Todd Shipyards Los Angeles Division To Build Four 89,700-Dwt Tankers At A Total Cost Of $136 Million
Todd Shipyards Corporation recently announced that it has signed contracts for the construction of four 89,700-dwt tankers at approximately $34 million per vessel. Two of the tankers will be built for subsidiaries of Overseas Shipholding Group, Inc., and the other two are to be constructed for affiliates of Seres Shipping, Inc. United States Government commitments for guarantees under Title XI of the Merchant Marine -Act of 1936, as amended, have been issued for each of the four vessels.
The vessels, to be built at Todd's Los Angeles Division, will be 894 feet long, with a beam of 105 feet 9 inches, and a draft of. 49 feet. They are of the San Clemente class powered by steam, with an shp of 24,500. Delivery of the first vessel will be in March 1977, with the balance at fourmonth intervals thereafter.
With the award of these contracts, and the prospect of substantial additional shipbuilding business, the Los Angeles Division of Todd promises a significant increase in employment and income for the San Pedro area. Todd Los Angeles is capable of employing 3,500 to 4,000 people, which would mean a payroll of $38 million or more annually.
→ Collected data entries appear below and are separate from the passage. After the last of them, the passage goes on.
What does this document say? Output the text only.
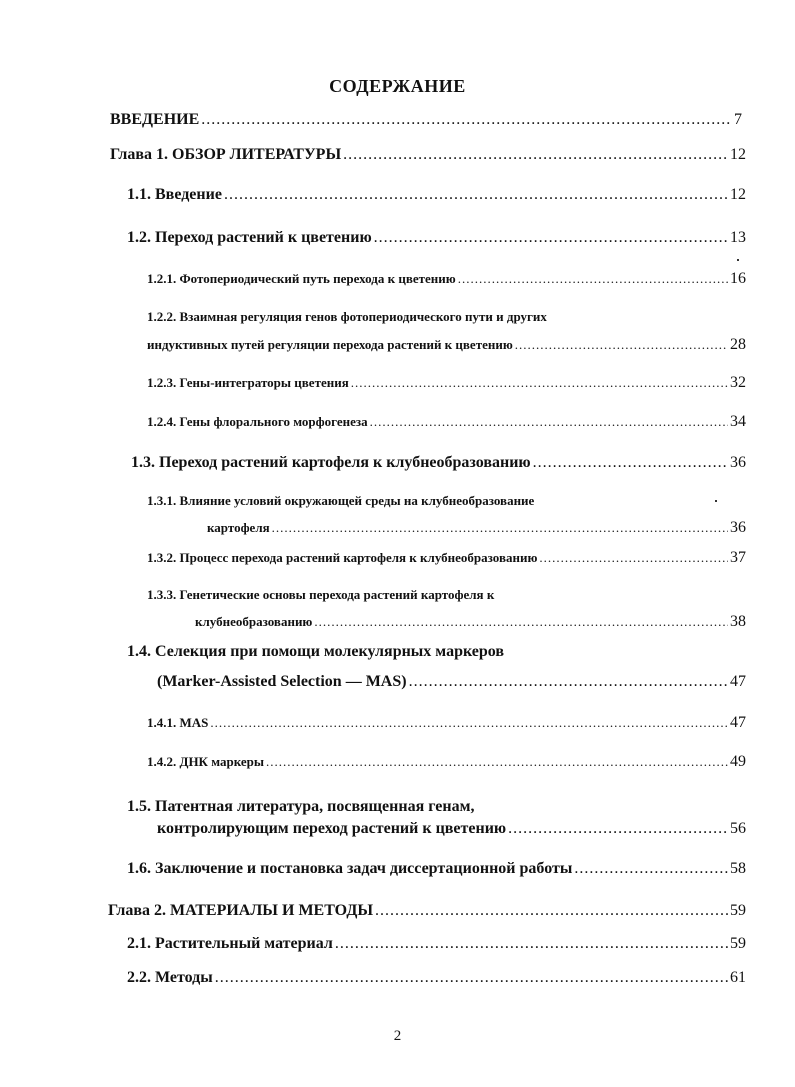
СОДЕРЖАНИЕ
ВВЕДЕНИЕ .....	7
Глава 1. ОБЗОР ЛИТЕРАТУРЫ .....	12
1.1. Введение .....	12
1.2. Переход растений к цветению .....	13
1.2.1. Фотопериодический путь перехода к цветению .....	16
1.2.2. Взаимная регуляция генов фотопериодического пути и других
индуктивных путей регуляции перехода растений к цветению .....	28
1.2.3. Гены-интеграторы цветения .....	32
1.2.4. Гены флорального морфогенеза .....	34
1.3. Переход растений картофеля к клубнеобразованию .....	36
1.3.1. Влияние условий окружающей среды на клубнеобразование
картофеля .....	36
1.3.2. Процесс перехода растений картофеля к клубнеобразованию .....	37
1.3.3. Генетические основы перехода растений картофеля к
клубнеобразованию .....	38
1.4. Селекция при помощи молекулярных маркеров
(Marker-Assisted Selection — MAS) .....	47
1.4.1. MAS .....	47
1.4.2. ДНК маркеры .....	49
1.5. Патентная литература, посвященная генам,
контролирующим переход растений к цветению .....	56
1.6. Заключение и постановка задач диссертационной работы .....	58
Глава 2. МАТЕРИАЛЫ И МЕТОДЫ .....	59
2.1. Растительный материал .....	59
2.2. Методы .....	61
2
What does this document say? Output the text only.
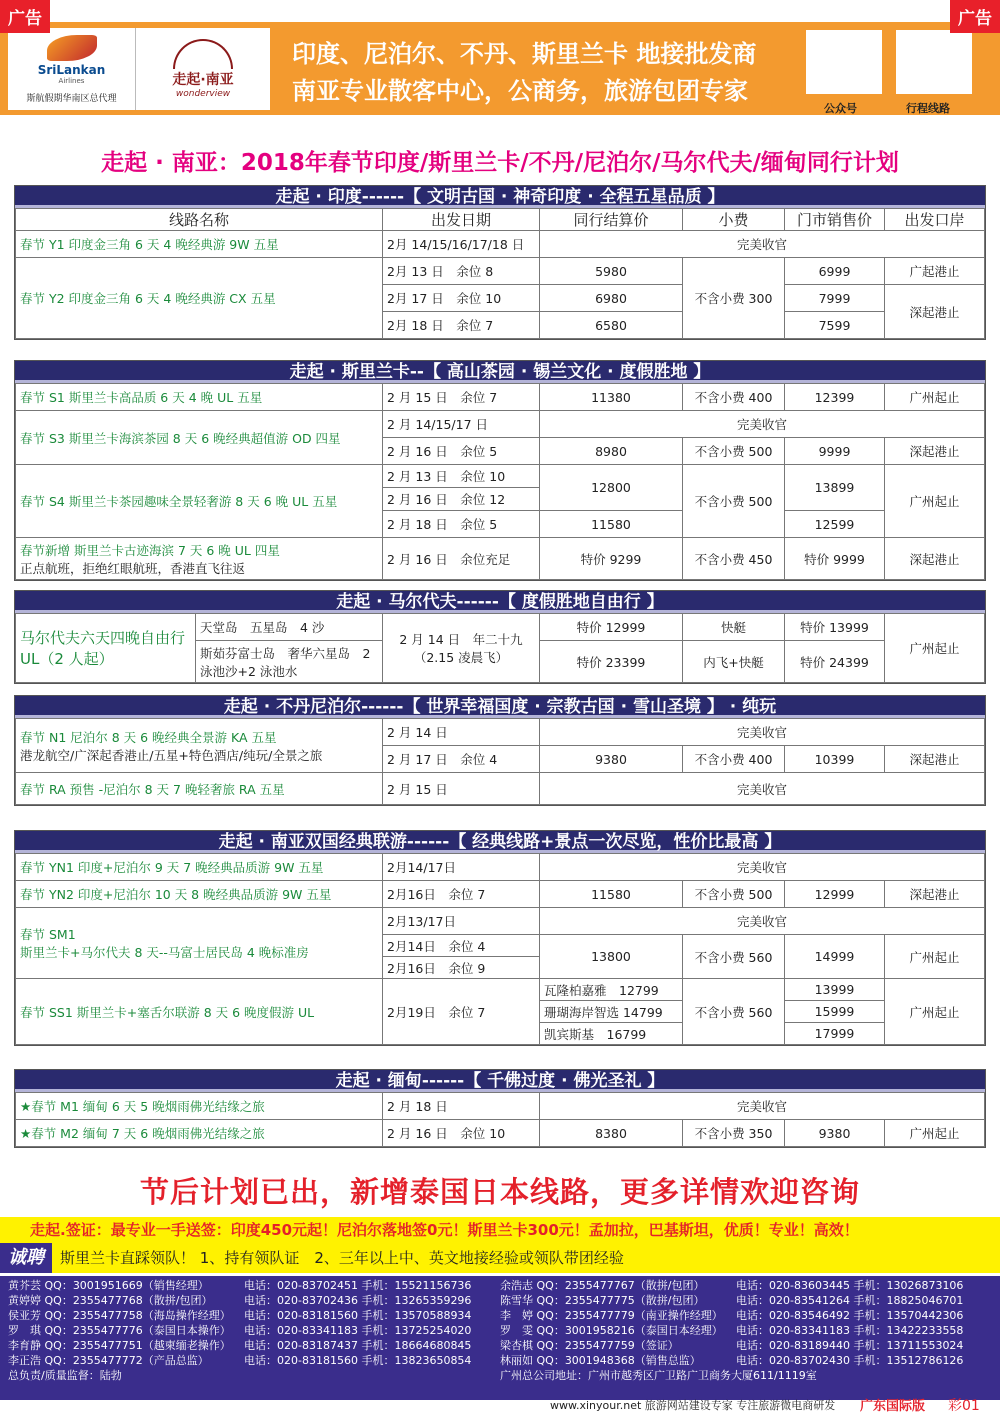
广告	广告
SriLankan
Airlines
斯航假期华南区总代理
走起·南亚
wonderview
印度、尼泊尔、不丹、斯里兰卡 地接批发商
南亚专业散客中心，公商务，旅游包团专家
公众号	行程线路
走起 · 南亚：2018年春节印度/斯里兰卡/不丹/尼泊尔/马尔代夫/缅甸同行计划
走起 · 印度------【 文明古国 · 神奇印度 · 全程五星品质 】
线路名称	出发日期	同行结算价	小费	门市销售价	出发口岸
春节 Y1 印度金三角 6 天 4 晚经典游 9W 五星	2月 14/15/16/17/18 日	完美收官			
春节 Y2 印度金三角 6 天 4 晚经典游 CX 五星	2月 13 日　余位 8	5980	不含小费 300	6999	广起港止
	2月 17 日　余位 10	6980		7999	深起港止
	2月 18 日　余位 7	6580		7599	
走起 · 斯里兰卡--【 高山茶园 · 锡兰文化 · 度假胜地 】
春节 S1 斯里兰卡高品质 6 天 4 晚 UL 五星	2 月 15 日　余位 7	11380	不含小费 400	12399	广州起止
春节 S3 斯里兰卡海滨茶园 8 天 6 晚经典超值游 OD 四星	2 月 14/15/17 日	完美收官			
	2 月 16 日　余位 5	8980	不含小费 500	9999	深起港止
春节 S4 斯里兰卡茶园趣味全景轻奢游 8 天 6 晚 UL 五星	2 月 13 日　余位 10	12800	不含小费 500	13899	广州起止
	2 月 16 日　余位 12				
	2 月 18 日　余位 5	11580		12599	

春节新增 斯里兰卡古迹海滨 7 天 6 晚 UL 四星
正点航班，拒绝红眼航班，香港直飞往返	2 月 16 日　余位充足	特价 9299	不含小费 450	特价 9999	深起港止
走起 · 马尔代夫------【 度假胜地自由行 】
马尔代夫六天四晚自由行 UL（2 人起）	天堂岛　五星岛　4 沙	2 月 14 日　年二十九 （2.15 凌晨飞）	特价 12999	快艇	特价 13999	广州起止
	斯茹芬富士岛　奢华六星岛　2 泳池沙+2 泳池水		特价 23399	内飞+快艇	特价 24399	
走起 · 不丹尼泊尔------【 世界幸福国度 · 宗教古国 · 雪山圣境 】 · 纯玩
春节 N1 尼泊尔 8 天 6 晚经典全景游 KA 五星
港龙航空/广深起香港止/五星+特色酒店/纯玩/全景之旅	2 月 14 日	完美收官			
	2 月 17 日　余位 4	9380	不含小费 400	10399	深起港止
春节 RA 预售 -尼泊尔 8 天 7 晚轻奢旅 RA 五星	2 月 15 日	完美收官			
走起 · 南亚双国经典联游------【 经典线路+景点一次尽览，性价比最高 】
春节 YN1 印度+尼泊尔 9 天 7 晚经典品质游 9W 五星	2月14/17日	完美收官			
春节 YN2 印度+尼泊尔 10 天 8 晚经典品质游 9W 五星	2月16日　余位 7	11580	不含小费 500	12999	深起港止

春节 SM1
斯里兰卡+马尔代夫 8 天--马富士居民岛 4 晚标准房	2月13/17日	完美收官			
	2月14日　余位 4	13800	不含小费 560	14999	广州起止
	2月16日　余位 9				
春节 SS1 斯里兰卡+塞舌尔联游 8 天 6 晚度假游 UL	2月19日　余位 7	瓦隆柏嘉雅　12799	不含小费 560	13999	广州起止
		珊瑚海岸智选 14799		15999	
		凯宾斯基　16799		17999	
走起 · 缅甸------【 千佛过度 · 佛光圣礼 】
★春节 M1 缅甸 6 天 5 晚烟雨佛光结缘之旅	2 月 18 日	完美收官			
★春节 M2 缅甸 7 天 6 晚烟雨佛光结缘之旅	2 月 16 日　余位 10	8380	不含小费 350	9380	广州起止
节后计划已出，新增泰国日本线路，更多详情欢迎咨询
走起.签证：最专业一手送签：印度450元起！尼泊尔落地签0元！斯里兰卡300元！孟加拉，巴基斯坦，优质！专业！高效！
诚聘 斯里兰卡直踩领队！ 1、持有领队证　2、三年以上中、英文地接经验或领队带团经验
黄芥芸 QQ：3001951669（销售经理）	电话：020-83702451 手机：15521156736	余浩志 QQ：2355477767（散拼/包团）	电话：020-83603445 手机：13026873106
黄婷婷 QQ：2355477768（散拼/包团）	电话：020-83702436 手机：13265359296	陈雪华 QQ：2355477775（散拼/包团）	电话：020-83541264 手机：18825046701
侯亚芳 QQ：2355477758（海岛操作经理）	电话：020-83181560 手机：13570588934	李　婷 QQ：2355477779（南亚操作经理）	电话：020-83546492 手机：13570442306
罗　琪 QQ：2355477776（泰国日本操作）	电话：020-83341183 手机：13725254020	罗　雯 QQ：3001958216（泰国日本经理）	电话：020-83341183 手机：13422233558
李育静 QQ：2355477751（越柬缅老操作）	电话：020-83187437 手机：18664680845	梁杏棋 QQ：2355477759（签证）	电话：020-83189440 手机：13711553024
李正浩 QQ：2355477772（产品总监）	电话：020-83181560 手机：13823650854	林丽如 QQ：3001948368（销售总监）	电话：020-83702430 手机：13512786126
总负责/质量监督：陆勃	广州总公司地址：广州市越秀区广卫路广卫商务大厦611/1119室
www.xinyour.net 旅游网站建设专家 专注旅游微电商研发 广东国际版 彩01
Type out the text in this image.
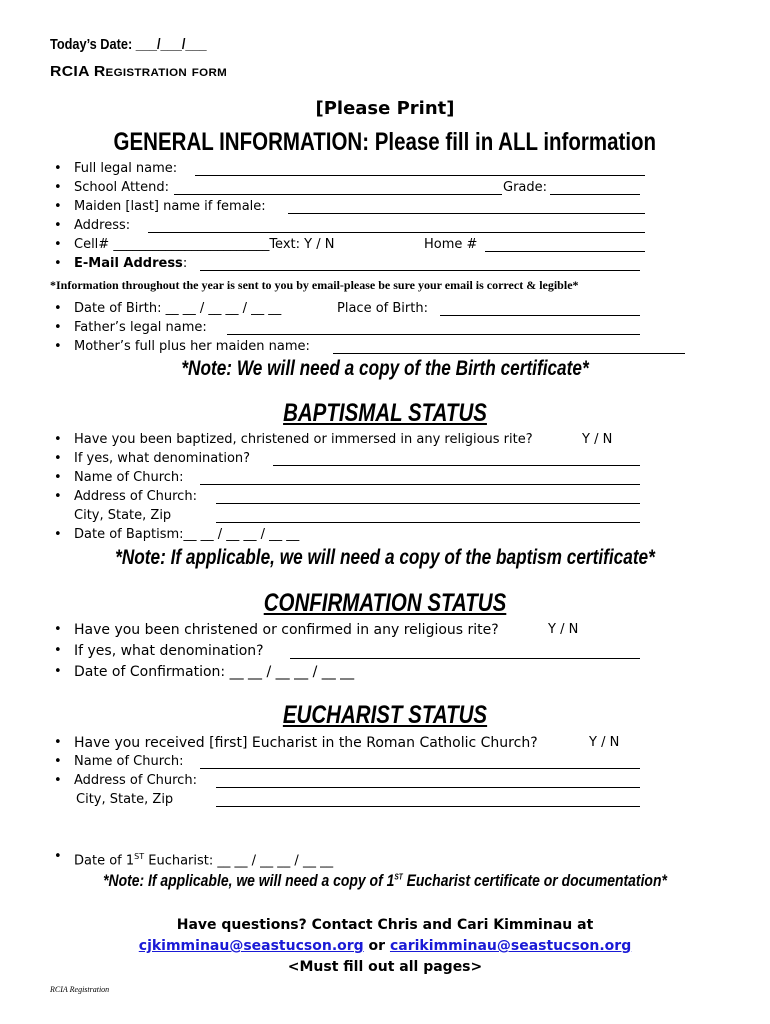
Today’s Date: ___/___/___
RCIA Registration form
[Please Print]
GENERAL INFORMATION: Please fill in ALL information
• Full legal name:
• School Attend:	Grade:
• Maiden [last] name if female:
• Address:
• Cell# ________________________Text: Y / N	Home #
• E-Mail Address:
*Information throughout the year is sent to you by email-please be sure your email is correct & legible*
• Date of Birth: __ __ / __ __ / __ __	Place of Birth:
• Father’s legal name:
• Mother’s full plus her maiden name:
*Note: We will need a copy of the Birth certificate*
BAPTISMAL STATUS
• Have you been baptized, christened or immersed in any religious rite?	Y / N
• If yes, what denomination?
• Name of Church:
• Address of Church:
City, State, Zip
• Date of Baptism:__ __ / __ __ / __ __
*Note: If applicable, we will need a copy of the baptism certificate*
CONFIRMATION STATUS
• Have you been christened or confirmed in any religious rite?	Y / N
• If yes, what denomination?
• Date of Confirmation: __ __ / __ __ / __ __
EUCHARIST STATUS
• Have you received [first] Eucharist in the Roman Catholic Church?	Y / N
• Name of Church:
• Address of Church:
City, State, Zip
• Date of 1ST Eucharist: __ __ / __ __ / __ __
*Note: If applicable, we will need a copy of 1ST Eucharist certificate or documentation*
Have questions? Contact Chris and Cari Kimminau at
cjkimminau@seastucson.org or carikimminau@seastucson.org
<Must fill out all pages>
RCIA Registration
The capital improvement program at Los Angeles, which is still under way, began over a year ago with the installation of a 975-foot craneway and a new 175-ton crane. Many additional improvements have been made in the intervening year, including the installation of new blasting and painting facilities, at a cost of just under $1 million, to comply with APCD requests for control of air pollution from industrial processes.
In all, a total of $12 million has been expended for facility expansion and improved production capability. The multiship construction programs now in hand are fruits of this modernization. Todd is spending $8 million more to extend and widen the existing shipways to accommodate the building of the 89,700-dwt tankers. Two new cranes of 130-ton capacity each have been purchased to be used on the extreme sides of the two building ways. Both ways are being extended to handle the new, longer ships—their new dimensions will be 900 feet by 126 feet. The new crane capability will now make possible lifts onto the ways of 200 tons or more. As a part of the company's overall plan for an integrated network of Autokon 71 at its four new-construction yards, the Los Angeles Division is planning to purchase a CM-100 numerical-control burning machine for automatic shape cutting.
The Autokon 71 program, sponsored by the Maritime Administration, is designed to reduce building costs and improve production methods.
The system was first developed by the Central Institute for Industrial Research in Oslo, Norway, in conjunction with cooperating Norwegian shipyards. A computer is used for speed and precision, to provide lines fairing, steel plate development, plate nesting, numerically-controlled burning, and many other shipbuilding functions.
A training program for both the design staff and shipyard production men is already under way for this system. The Autokon process has some 10 years of operating application in numerically defining ships' hulls.
Additional expenditures contemplated at the Los Angeles Division will also increase heavy lift capabilities, outfitting, and other related ship production improvements. The semiautomated panel line, dust-controlled abrasive blast facility, assembly and fabricating installations have all been designed to suit construction of ships up to 100,000 dwt.